Поскольку стоявший позади меня Ловкач отрезал головы, то наверняка имел при себе большой нож, скажем, мясницкий тесак или мачете, которым я мог бы перерезать ленты, на которых подвесили брата Тимоти. Мне Ловкач повредить не мог, если бы я объяснил ему, что дружу с Тимми Клаудуокером. Я не курил, поэтому не мог предложить ему сигарет, зато в кармане лежала жевательная резинка, несколько пластинок «Блэк Джек».
Когда я дернул за одну из лент, на которых висел мертвый монах, выяснилось, что она куда прочнее, чем я ожидал, и натянута, как скрипичная струна.
Волокнистая лента издала неприятный звук. Я дернул только за одну, но остальные двенадцать тоже завибрировали.
Волосы на затылке встали дыбом, мою шею обожгло чье-то жаркое дыхание, я ощутил мерзкий запах. Я отдавал себе отчет, что все это — проявления иррационального страха, реакция на подвешенного брата Тимоти и на жуткий звук, который издавали ленты-струны, но все равно повернулся, повернулся, ругая себя за то, что так легко иду на поводу у своего воображения. Повернулся лицом к нависшему надо мной Ловкачу.
Он надо мной не навис. Никого позади не было, за исключением Бу, который в недоумении смотрел на меня, не понимая, чего это я отвлекся от покойника.

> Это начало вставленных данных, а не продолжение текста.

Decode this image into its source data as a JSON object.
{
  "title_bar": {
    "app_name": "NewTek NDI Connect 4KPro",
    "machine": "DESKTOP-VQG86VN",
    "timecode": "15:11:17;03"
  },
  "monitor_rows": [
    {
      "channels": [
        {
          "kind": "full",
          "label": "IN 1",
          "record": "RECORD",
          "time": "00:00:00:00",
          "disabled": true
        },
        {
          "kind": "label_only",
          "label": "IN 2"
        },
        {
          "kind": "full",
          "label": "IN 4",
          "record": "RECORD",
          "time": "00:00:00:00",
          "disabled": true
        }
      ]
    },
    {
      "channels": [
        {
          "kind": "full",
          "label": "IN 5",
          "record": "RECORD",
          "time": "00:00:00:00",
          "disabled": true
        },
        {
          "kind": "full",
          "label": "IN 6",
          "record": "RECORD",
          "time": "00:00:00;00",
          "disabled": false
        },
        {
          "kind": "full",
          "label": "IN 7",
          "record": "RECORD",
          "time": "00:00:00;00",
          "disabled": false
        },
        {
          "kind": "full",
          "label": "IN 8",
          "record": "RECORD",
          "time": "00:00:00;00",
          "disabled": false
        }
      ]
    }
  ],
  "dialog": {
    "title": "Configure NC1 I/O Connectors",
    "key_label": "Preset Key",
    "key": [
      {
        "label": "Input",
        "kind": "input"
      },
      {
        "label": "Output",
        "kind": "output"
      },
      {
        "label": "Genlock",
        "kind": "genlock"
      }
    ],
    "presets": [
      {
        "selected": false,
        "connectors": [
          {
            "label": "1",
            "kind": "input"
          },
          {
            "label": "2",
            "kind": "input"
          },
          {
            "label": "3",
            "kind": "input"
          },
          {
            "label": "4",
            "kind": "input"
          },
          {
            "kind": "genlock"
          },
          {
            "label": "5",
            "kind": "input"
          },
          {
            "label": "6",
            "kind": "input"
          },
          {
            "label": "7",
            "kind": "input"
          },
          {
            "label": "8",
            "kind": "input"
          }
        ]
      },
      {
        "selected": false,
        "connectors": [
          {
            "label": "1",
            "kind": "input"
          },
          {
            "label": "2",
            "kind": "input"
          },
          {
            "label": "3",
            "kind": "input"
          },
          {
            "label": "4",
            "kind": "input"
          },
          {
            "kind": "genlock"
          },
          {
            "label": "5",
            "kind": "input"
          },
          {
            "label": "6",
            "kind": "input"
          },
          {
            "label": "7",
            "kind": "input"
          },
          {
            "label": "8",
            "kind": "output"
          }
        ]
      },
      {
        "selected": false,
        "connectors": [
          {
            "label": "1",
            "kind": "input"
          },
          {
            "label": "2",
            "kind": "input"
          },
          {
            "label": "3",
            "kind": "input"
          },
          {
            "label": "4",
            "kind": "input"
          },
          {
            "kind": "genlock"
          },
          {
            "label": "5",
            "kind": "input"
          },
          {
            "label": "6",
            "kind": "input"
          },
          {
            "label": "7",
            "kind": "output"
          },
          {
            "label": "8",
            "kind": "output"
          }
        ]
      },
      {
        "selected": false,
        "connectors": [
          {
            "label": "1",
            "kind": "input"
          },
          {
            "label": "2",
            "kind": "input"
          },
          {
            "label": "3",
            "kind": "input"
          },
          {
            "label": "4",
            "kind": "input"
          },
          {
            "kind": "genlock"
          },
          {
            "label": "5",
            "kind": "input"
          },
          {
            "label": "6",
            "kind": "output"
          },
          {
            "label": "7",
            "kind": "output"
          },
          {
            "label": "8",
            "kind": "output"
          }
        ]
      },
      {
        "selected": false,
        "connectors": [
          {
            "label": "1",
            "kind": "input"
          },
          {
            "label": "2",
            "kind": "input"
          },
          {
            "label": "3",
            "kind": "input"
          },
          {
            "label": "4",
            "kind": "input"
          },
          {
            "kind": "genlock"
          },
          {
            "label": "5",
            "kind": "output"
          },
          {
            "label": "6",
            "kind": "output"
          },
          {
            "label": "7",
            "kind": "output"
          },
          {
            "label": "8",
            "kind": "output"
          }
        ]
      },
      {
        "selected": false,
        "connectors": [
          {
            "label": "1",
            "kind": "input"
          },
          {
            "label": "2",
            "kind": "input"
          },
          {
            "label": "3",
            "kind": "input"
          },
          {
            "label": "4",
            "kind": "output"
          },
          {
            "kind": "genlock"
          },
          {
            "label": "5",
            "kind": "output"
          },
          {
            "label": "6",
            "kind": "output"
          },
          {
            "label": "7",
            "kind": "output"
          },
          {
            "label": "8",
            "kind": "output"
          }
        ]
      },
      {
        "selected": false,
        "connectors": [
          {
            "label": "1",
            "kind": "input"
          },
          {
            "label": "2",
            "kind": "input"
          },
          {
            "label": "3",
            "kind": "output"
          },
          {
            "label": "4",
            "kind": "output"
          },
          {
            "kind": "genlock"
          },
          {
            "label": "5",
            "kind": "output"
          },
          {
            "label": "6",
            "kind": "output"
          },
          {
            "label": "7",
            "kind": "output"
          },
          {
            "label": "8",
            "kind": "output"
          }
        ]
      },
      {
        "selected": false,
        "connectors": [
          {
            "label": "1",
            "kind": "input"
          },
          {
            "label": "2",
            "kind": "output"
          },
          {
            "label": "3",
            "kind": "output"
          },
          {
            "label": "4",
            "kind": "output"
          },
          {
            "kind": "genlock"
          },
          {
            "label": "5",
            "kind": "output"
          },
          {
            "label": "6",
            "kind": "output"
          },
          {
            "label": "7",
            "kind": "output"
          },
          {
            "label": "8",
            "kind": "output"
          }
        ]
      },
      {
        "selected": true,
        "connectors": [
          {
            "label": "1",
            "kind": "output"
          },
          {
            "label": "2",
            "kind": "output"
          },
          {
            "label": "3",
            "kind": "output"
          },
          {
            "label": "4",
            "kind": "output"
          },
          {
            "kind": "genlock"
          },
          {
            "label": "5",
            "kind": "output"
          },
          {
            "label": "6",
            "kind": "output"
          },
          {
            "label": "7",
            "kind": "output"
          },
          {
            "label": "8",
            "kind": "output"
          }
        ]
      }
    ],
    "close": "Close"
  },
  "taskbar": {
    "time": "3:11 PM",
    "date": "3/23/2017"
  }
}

Леденящий кровь звук затих, я вновь сосредоточил внимание на брате Тимоти и посмотрел на его лицо в тот самый момент, когда он открыл глаза.
Глава 32
Если точнее, веки брата Тимоти поднялись, но глаза он открыть не мог, потому что глаз у него больше не было. Их заменили калейдоскопы из миниатюрных костяшек. Рисунок в левой глазнице изменился. То же самое случилось и с рисунком в правой. Изменялись они синхронно.